本来、学生服メーカーは生地の品番を集約しなければいけないところだが、高水準のMC校数によって柄物を中心に在庫過多になっていることに加え、少子化で学校単位での供給数量が減少。自治体が地域の制服を一括してMCする、いわゆる“エリア標準服”では、ブレザーだけでなく、既存から着用していた詰め襟服やセーラー服の着用を認める措置、いわゆる第3の制服が認められ、「在庫をどこまで持つか判断が難しい」(学生服メーカー関係者)状況になってきた。
学生服メーカーは来年、値上げを想定している。本来なら駆け込み需要を意識し、商品の作り込みが活発になるはずだが、今のところ静かな商戦。学生服メーカーの営業利益率の低下から「来年も在庫調整が続く可能性がある」との声も聞かれ、値上げを進めなくてはいけない環境下での在庫調整に、各社は渋い表情を見せる。
そういった状況で2026年入学商戦に向け、新たな需要を捉える動きを強めている。

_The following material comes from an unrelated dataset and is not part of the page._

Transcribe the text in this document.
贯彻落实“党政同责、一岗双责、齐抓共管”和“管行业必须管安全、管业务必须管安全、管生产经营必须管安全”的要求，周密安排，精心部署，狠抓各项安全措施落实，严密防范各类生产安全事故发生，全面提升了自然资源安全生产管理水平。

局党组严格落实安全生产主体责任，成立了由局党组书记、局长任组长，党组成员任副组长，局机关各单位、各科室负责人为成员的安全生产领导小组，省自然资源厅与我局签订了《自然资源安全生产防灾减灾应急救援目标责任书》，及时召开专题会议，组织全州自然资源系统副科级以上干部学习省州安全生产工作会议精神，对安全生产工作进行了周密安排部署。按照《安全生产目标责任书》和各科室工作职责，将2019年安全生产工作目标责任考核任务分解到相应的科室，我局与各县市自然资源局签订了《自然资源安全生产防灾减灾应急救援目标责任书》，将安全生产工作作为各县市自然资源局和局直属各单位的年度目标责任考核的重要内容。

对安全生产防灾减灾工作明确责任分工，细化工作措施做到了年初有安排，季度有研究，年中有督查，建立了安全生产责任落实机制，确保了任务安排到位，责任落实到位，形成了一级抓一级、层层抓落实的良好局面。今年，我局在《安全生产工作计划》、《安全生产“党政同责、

コストアップが続く中、ポリエステル100%使いの素材の採用が増加。合繊メーカーではストレッチや暑熱対策への対応、ニット化などで攻勢をかける。東レではインクジェット捺染による柄物生地の実用化を推進。東洋紡せんいはシャツ地向けに中東向け民族衣装用生地から着想した素材を打ち出す。「新しいものを生み出すことこそ生命線」として開発力で販売の底上げを目指す。
一方で毛紡績ではサステイナビリティーや環境問題に対する学校教育が活発になる中、ウールを軸に新たな切り口で需要の活性化につなげる取り組みが進む。ニッケは「服から服」への循環プロジェクト「WAONAS」(ワヲナス)を始動。東亜紡織は尾州の染色最大手、ソトーなどと連携する、持続可能な調達・製造工程のトレーサビリティーの達成に向けた「グリーンウールバリューチェーン」の提案を推進する。
また、少子化が進む中、チクマでは小学生服市場の開拓を模索。衣服を通じて心を育む「服育」を通じて、制服によってマナーや多様性、着こなしなど学べる点に対する理解を広げながら市場の深耕につなげる。